I am an incredibly stubborn person.  Doesn’t matter how important the matter actually is; I pick my side and stay there.  After all, who wants to change their opinion and admit that they’re wrong?

Such is the case with a certain activity in my life.  A few years ago, speech and debate was the bane of my existence.  It meant either a) lots of babysitting during club meetings and tournaments, or b) attending said club meetings and tournaments and suffering acutely all the way through.  Participating was not an option, so I spent my time watching kids on the playground and reading books.  It was misery.

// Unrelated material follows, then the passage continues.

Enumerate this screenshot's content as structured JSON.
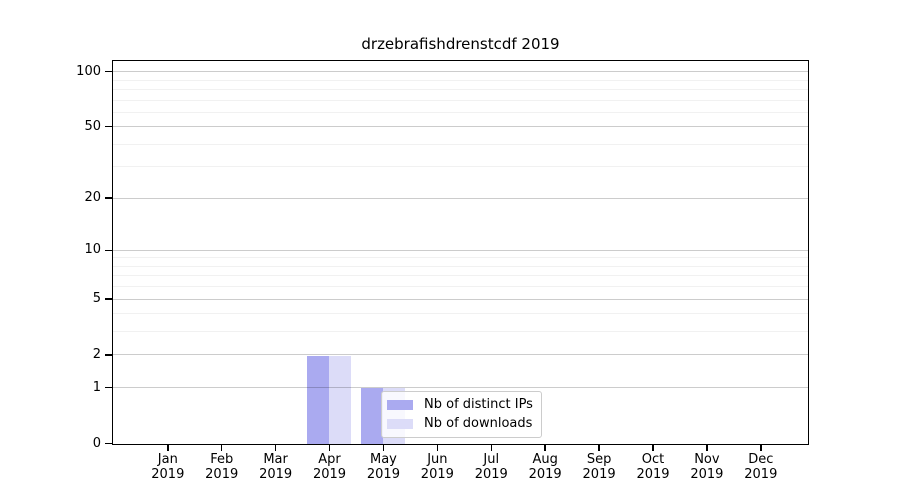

Last year, with a good deal of shoving, I suddenly found myself immersed in everything I’d assured myself I hated.  I couldn’t speak in public.  I couldn’t debate.  And I most certainly wouldn’t do this of my own choosing.  And for while, most of it was true.  But somewhere along the line, things began to change.


It wasn’t the speech and debate that changed my mind.  There was no sudden enlightenment, no realization that I loved speaking to a panel of judges.  Instead, there was the gradual understanding that I liked these people—I loved these people.

Attending a four-day tournament with a group of people is bound to bring you closer.  Between nerves, a grueling schedule, and results that are both disappointing and exciting, you just don’t leave the same way you came.  It’s hard.  But it becomes something incredible.

For me, tournament season is over.  Tomorrow night, my club will have its final meeting until next year.  And for the first time, that makes me sad.  It’s not that all of it was enjoyable—it wasn’t.  But I would do it all again in a heartbeat.  I’ve learned that it isn’t such a big deal to open your mouth and speak, and the friends along the way are worth everything else.

I was wrong…but I never could have imagined a more pleasant surprise.